Objective: To assess the cost-effectiveness of lanthanum carbonate (LC) as a second-line therapy for hyperphosphatemia in end-stage renal disease (ESRD) patients not achieving target phosphorus levels.

Methods: A cohort of ESRD patients not adequately maintained on calcium carbonate (CC) and three subgroups of patients with baseline phosphorus levels of 5.6 to 6.5 mg/dl, 6.6 to 7.8 mg/dl, and more than 7.9 mg/dl were modeled. The following policy options were considered: continued CC (Policy 1); LC trial-if successful continue LC, if unsuccessful switch to CC (Policy 2). The survival benefit of using second-line LC to improve phosphorus control has been extrapolated from the relationship between hyperphosphatemia and mortality. Lifetime UK National Health Service drug and monitoring costs, expected survival, and quality-adjusted life-years (QALYs) were examined (discounting at 3.5% per annum).

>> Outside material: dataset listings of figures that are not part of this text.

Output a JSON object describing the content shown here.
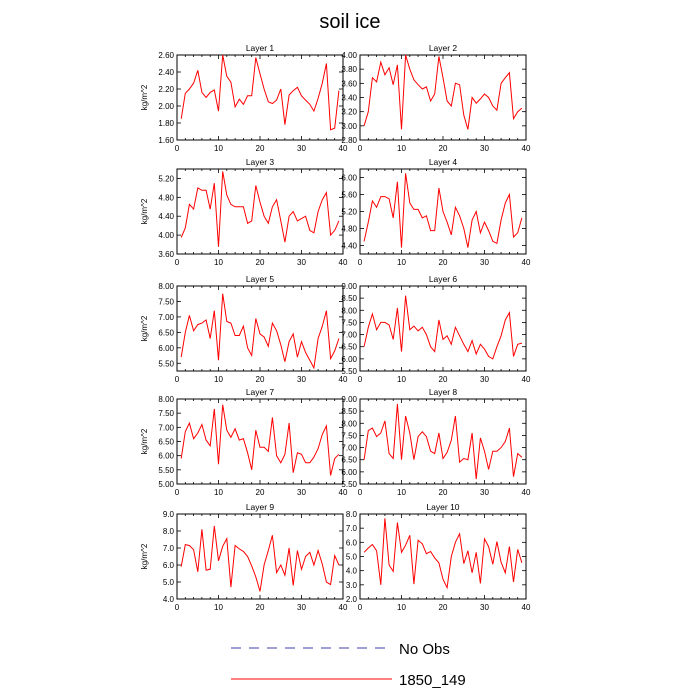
{
  "figure": {
    "title": "soil ice",
    "legend": [
      {
        "label": "No Obs",
        "color": "#3f3fa8",
        "dash": "dashed"
      },
      {
        "label": "1850_149",
        "color": "#ff0000",
        "dash": "solid"
      }
    ]
  },
  "chart_data": [
    {
      "type": "line",
      "title": "Layer 1",
      "ylabel": "kg/m^2",
      "xlim": [
        0,
        40
      ],
      "xticks": [
        0,
        10,
        20,
        30,
        40
      ],
      "ylim": [
        1.6,
        2.6
      ],
      "yticks": [
        "1.60",
        "1.80",
        "2.00",
        "2.20",
        "2.40",
        "2.60"
      ],
      "series": [
        {
          "color": "#ff0000",
          "x": [
            1,
            2,
            3,
            4,
            5,
            6,
            7,
            8,
            9,
            10,
            11,
            12,
            13,
            14,
            15,
            16,
            17,
            18,
            19,
            20,
            21,
            22,
            23,
            24,
            25,
            26,
            27,
            28,
            29,
            30,
            31,
            32,
            33,
            34,
            35,
            36,
            37,
            38,
            39
          ],
          "y": [
            1.85,
            2.15,
            2.2,
            2.27,
            2.42,
            2.16,
            2.1,
            2.16,
            2.19,
            1.94,
            2.6,
            2.35,
            2.28,
            1.99,
            2.08,
            2.02,
            2.12,
            2.12,
            2.57,
            2.38,
            2.2,
            2.05,
            2.03,
            2.07,
            2.2,
            1.78,
            2.13,
            2.18,
            2.22,
            2.12,
            2.07,
            2.02,
            1.94,
            2.09,
            2.27,
            2.5,
            1.72,
            1.74,
            2.18
          ]
        }
      ]
    },
    {
      "type": "line",
      "title": "Layer 2",
      "ylabel": "",
      "xlim": [
        0,
        40
      ],
      "xticks": [
        0,
        10,
        20,
        30,
        40
      ],
      "ylim": [
        2.8,
        4.0
      ],
      "yticks": [
        "2.80",
        "3.00",
        "3.20",
        "3.40",
        "3.60",
        "3.80",
        "4.00"
      ],
      "series": [
        {
          "color": "#ff0000",
          "x": [
            1,
            2,
            3,
            4,
            5,
            6,
            7,
            8,
            9,
            10,
            11,
            12,
            13,
            14,
            15,
            16,
            17,
            18,
            19,
            20,
            21,
            22,
            23,
            24,
            25,
            26,
            27,
            28,
            29,
            30,
            31,
            32,
            33,
            34,
            35,
            36,
            37,
            38,
            39
          ],
          "y": [
            3.0,
            3.2,
            3.68,
            3.62,
            3.9,
            3.72,
            3.82,
            3.58,
            3.86,
            2.95,
            4.0,
            3.8,
            3.65,
            3.58,
            3.52,
            3.55,
            3.35,
            3.45,
            3.98,
            3.68,
            3.35,
            3.28,
            3.6,
            3.58,
            3.15,
            2.95,
            3.4,
            3.32,
            3.38,
            3.45,
            3.4,
            3.28,
            3.22,
            3.6,
            3.68,
            3.75,
            3.1,
            3.2,
            3.25
          ]
        }
      ]
    },
    {
      "type": "line",
      "title": "Layer 3",
      "ylabel": "kg/m^2",
      "xlim": [
        0,
        40
      ],
      "xticks": [
        0,
        10,
        20,
        30,
        40
      ],
      "ylim": [
        3.6,
        5.4
      ],
      "yticks": [
        "3.60",
        "4.00",
        "4.40",
        "4.80",
        "5.20"
      ],
      "series": [
        {
          "color": "#ff0000",
          "x": [
            1,
            2,
            3,
            4,
            5,
            6,
            7,
            8,
            9,
            10,
            11,
            12,
            13,
            14,
            15,
            16,
            17,
            18,
            19,
            20,
            21,
            22,
            23,
            24,
            25,
            26,
            27,
            28,
            29,
            30,
            31,
            32,
            33,
            34,
            35,
            36,
            37,
            38,
            39
          ],
          "y": [
            3.95,
            4.15,
            4.65,
            4.55,
            5.0,
            4.95,
            4.95,
            4.55,
            5.1,
            3.75,
            5.35,
            4.85,
            4.65,
            4.6,
            4.6,
            4.6,
            4.25,
            4.3,
            5.05,
            4.7,
            4.4,
            4.25,
            4.6,
            4.75,
            4.3,
            3.85,
            4.4,
            4.5,
            4.3,
            4.35,
            4.4,
            4.1,
            4.05,
            4.5,
            4.75,
            4.9,
            4.0,
            4.1,
            4.3
          ]
        }
      ]
    },
    {
      "type": "line",
      "title": "Layer 4",
      "ylabel": "",
      "xlim": [
        0,
        40
      ],
      "xticks": [
        0,
        10,
        20,
        30,
        40
      ],
      "ylim": [
        4.2,
        6.2
      ],
      "yticks": [
        "4.40",
        "4.80",
        "5.20",
        "5.60",
        "6.00"
      ],
      "series": [
        {
          "color": "#ff0000",
          "x": [
            1,
            2,
            3,
            4,
            5,
            6,
            7,
            8,
            9,
            10,
            11,
            12,
            13,
            14,
            15,
            16,
            17,
            18,
            19,
            20,
            21,
            22,
            23,
            24,
            25,
            26,
            27,
            28,
            29,
            30,
            31,
            32,
            33,
            34,
            35,
            36,
            37,
            38,
            39
          ],
          "y": [
            4.5,
            4.95,
            5.45,
            5.3,
            5.55,
            5.55,
            5.5,
            5.05,
            5.9,
            4.35,
            6.1,
            5.4,
            5.25,
            5.25,
            5.05,
            5.1,
            4.75,
            4.75,
            5.75,
            5.2,
            4.95,
            4.65,
            5.3,
            5.1,
            4.8,
            4.35,
            5.0,
            5.2,
            4.7,
            4.95,
            4.75,
            4.5,
            4.45,
            5.0,
            5.4,
            5.6,
            4.6,
            4.7,
            5.05
          ]
        }
      ]
    },
    {
      "type": "line",
      "title": "Layer 5",
      "ylabel": "kg/m^2",
      "xlim": [
        0,
        40
      ],
      "xticks": [
        0,
        10,
        20,
        30,
        40
      ],
      "ylim": [
        5.25,
        8.0
      ],
      "yticks": [
        "5.50",
        "6.00",
        "6.50",
        "7.00",
        "7.50",
        "8.00"
      ],
      "series": [
        {
          "color": "#ff0000",
          "x": [
            1,
            2,
            3,
            4,
            5,
            6,
            7,
            8,
            9,
            10,
            11,
            12,
            13,
            14,
            15,
            16,
            17,
            18,
            19,
            20,
            21,
            22,
            23,
            24,
            25,
            26,
            27,
            28,
            29,
            30,
            31,
            32,
            33,
            34,
            35,
            36,
            37,
            38,
            39
          ],
          "y": [
            5.7,
            6.5,
            7.05,
            6.55,
            6.75,
            6.8,
            6.9,
            6.3,
            7.2,
            5.6,
            7.75,
            6.85,
            6.8,
            6.4,
            6.4,
            6.7,
            6.0,
            5.75,
            6.95,
            6.45,
            6.35,
            6.05,
            6.8,
            6.55,
            6.1,
            5.55,
            6.2,
            6.45,
            5.7,
            6.2,
            5.85,
            5.6,
            5.35,
            6.3,
            6.7,
            7.2,
            5.65,
            5.9,
            6.3
          ]
        }
      ]
    },
    {
      "type": "line",
      "title": "Layer 6",
      "ylabel": "",
      "xlim": [
        0,
        40
      ],
      "xticks": [
        0,
        10,
        20,
        30,
        40
      ],
      "ylim": [
        5.5,
        9.0
      ],
      "yticks": [
        "5.50",
        "6.00",
        "6.50",
        "7.00",
        "7.50",
        "8.00",
        "8.50",
        "9.00"
      ],
      "series": [
        {
          "color": "#ff0000",
          "x": [
            1,
            2,
            3,
            4,
            5,
            6,
            7,
            8,
            9,
            10,
            11,
            12,
            13,
            14,
            15,
            16,
            17,
            18,
            19,
            20,
            21,
            22,
            23,
            24,
            25,
            26,
            27,
            28,
            29,
            30,
            31,
            32,
            33,
            34,
            35,
            36,
            37,
            38,
            39
          ],
          "y": [
            6.5,
            7.3,
            7.85,
            7.2,
            7.5,
            7.5,
            7.4,
            6.8,
            8.1,
            6.3,
            8.6,
            7.2,
            7.35,
            7.15,
            7.3,
            7.0,
            6.5,
            6.3,
            7.6,
            6.8,
            6.95,
            6.6,
            7.3,
            6.95,
            6.6,
            6.3,
            6.75,
            6.2,
            6.6,
            6.4,
            6.1,
            6.0,
            6.5,
            6.95,
            7.6,
            7.9,
            6.1,
            6.6,
            6.65
          ]
        }
      ]
    },
    {
      "type": "line",
      "title": "Layer 7",
      "ylabel": "kg/m^2",
      "xlim": [
        0,
        40
      ],
      "xticks": [
        0,
        10,
        20,
        30,
        40
      ],
      "ylim": [
        5.0,
        8.0
      ],
      "yticks": [
        "5.00",
        "5.50",
        "6.00",
        "6.50",
        "7.00",
        "7.50",
        "8.00"
      ],
      "series": [
        {
          "color": "#ff0000",
          "x": [
            1,
            2,
            3,
            4,
            5,
            6,
            7,
            8,
            9,
            10,
            11,
            12,
            13,
            14,
            15,
            16,
            17,
            18,
            19,
            20,
            21,
            22,
            23,
            24,
            25,
            26,
            27,
            28,
            29,
            30,
            31,
            32,
            33,
            34,
            35,
            36,
            37,
            38,
            39
          ],
          "y": [
            5.9,
            6.85,
            7.15,
            6.6,
            6.8,
            7.1,
            6.55,
            6.35,
            7.65,
            5.7,
            7.8,
            6.9,
            6.65,
            6.95,
            6.55,
            6.6,
            6.1,
            5.5,
            6.9,
            6.3,
            6.3,
            6.15,
            7.35,
            6.0,
            5.75,
            6.05,
            7.15,
            5.4,
            6.1,
            6.05,
            5.75,
            5.75,
            5.95,
            6.25,
            6.75,
            7.05,
            5.3,
            5.9,
            6.05
          ]
        }
      ]
    },
    {
      "type": "line",
      "title": "Layer 8",
      "ylabel": "",
      "xlim": [
        0,
        40
      ],
      "xticks": [
        0,
        10,
        20,
        30,
        40
      ],
      "ylim": [
        5.5,
        9.0
      ],
      "yticks": [
        "5.50",
        "6.00",
        "6.50",
        "7.00",
        "7.50",
        "8.00",
        "8.50",
        "9.00"
      ],
      "series": [
        {
          "color": "#ff0000",
          "x": [
            1,
            2,
            3,
            4,
            5,
            6,
            7,
            8,
            9,
            10,
            11,
            12,
            13,
            14,
            15,
            16,
            17,
            18,
            19,
            20,
            21,
            22,
            23,
            24,
            25,
            26,
            27,
            28,
            29,
            30,
            31,
            32,
            33,
            34,
            35,
            36,
            37,
            38,
            39
          ],
          "y": [
            6.5,
            7.7,
            7.8,
            7.45,
            7.6,
            8.1,
            6.75,
            6.55,
            8.8,
            6.5,
            8.3,
            7.6,
            6.5,
            7.45,
            7.65,
            7.45,
            6.85,
            6.75,
            7.6,
            6.55,
            6.8,
            7.3,
            8.3,
            6.4,
            6.55,
            6.5,
            7.6,
            5.7,
            7.4,
            6.85,
            6.1,
            6.85,
            6.85,
            7.0,
            7.25,
            7.8,
            5.8,
            6.75,
            6.6
          ]
        }
      ]
    },
    {
      "type": "line",
      "title": "Layer 9",
      "ylabel": "kg/m^2",
      "xlim": [
        0,
        40
      ],
      "xticks": [
        0,
        10,
        20,
        30,
        40
      ],
      "ylim": [
        4.0,
        9.0
      ],
      "yticks": [
        "4.0",
        "5.0",
        "6.0",
        "7.0",
        "8.0",
        "9.0"
      ],
      "series": [
        {
          "color": "#ff0000",
          "x": [
            1,
            2,
            3,
            4,
            5,
            6,
            7,
            8,
            9,
            10,
            11,
            12,
            13,
            14,
            15,
            16,
            17,
            18,
            19,
            20,
            21,
            22,
            23,
            24,
            25,
            26,
            27,
            28,
            29,
            30,
            31,
            32,
            33,
            34,
            35,
            36,
            37,
            38,
            39
          ],
          "y": [
            5.9,
            7.2,
            7.15,
            6.9,
            5.6,
            8.1,
            5.7,
            5.75,
            8.3,
            6.25,
            7.1,
            7.55,
            4.7,
            7.15,
            6.95,
            6.8,
            6.5,
            5.95,
            5.3,
            4.45,
            6.0,
            6.85,
            7.75,
            5.55,
            6.0,
            5.4,
            7.0,
            4.8,
            6.85,
            5.75,
            6.5,
            6.75,
            6.0,
            6.85,
            6.05,
            5.0,
            4.85,
            6.55,
            6.0
          ]
        }
      ]
    },
    {
      "type": "line",
      "title": "Layer 10",
      "ylabel": "",
      "xlim": [
        0,
        40
      ],
      "xticks": [
        0,
        10,
        20,
        30,
        40
      ],
      "ylim": [
        2.0,
        8.0
      ],
      "yticks": [
        "2.0",
        "3.0",
        "4.0",
        "5.0",
        "6.0",
        "7.0",
        "8.0"
      ],
      "series": [
        {
          "color": "#ff0000",
          "x": [
            1,
            2,
            3,
            4,
            5,
            6,
            7,
            8,
            9,
            10,
            11,
            12,
            13,
            14,
            15,
            16,
            17,
            18,
            19,
            20,
            21,
            22,
            23,
            24,
            25,
            26,
            27,
            28,
            29,
            30,
            31,
            32,
            33,
            34,
            35,
            36,
            37,
            38,
            39
          ],
          "y": [
            5.3,
            5.6,
            5.85,
            5.4,
            3.0,
            7.7,
            4.4,
            3.95,
            7.4,
            5.3,
            5.8,
            6.5,
            3.05,
            6.15,
            5.9,
            5.2,
            5.35,
            4.9,
            4.55,
            3.4,
            2.8,
            5.0,
            6.0,
            6.6,
            4.5,
            5.4,
            3.85,
            5.3,
            3.1,
            6.25,
            5.7,
            4.45,
            6.05,
            4.6,
            3.85,
            5.7,
            3.2,
            5.5,
            4.55
          ]
        }
      ]
    }
  ]
}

Results: Policy 2 had a cost-effectiveness ratio (cost/QALY) of pound25,033 relative to Policy 1. The results show it is particularly cost-effective to treat patients with phosphorus levels above 6.6 mg/dl. The outcomes did not vary significantly during the one-way sensitivity analysis carried out on important model parameters and assumptions except when the utility value for ESRD was decreased by more than 30%.

Conclusions: Applying a cost-effectiveness threshold of pound30,000 per QALY, the model shows it is cost-effective to follow current treatment guidelines and treat all patients who are not adequately maintained on CC (serum phosphorus above 5.6 mg/dl) with second-line LC. This is particularly the case for patients with serum phosphorus above 6.6 mg/dl. Our estimates are probably conservative as the possible compliance difference in favor of LC and the reduced number of hypercalcemic events with LC relative to CC was not considered.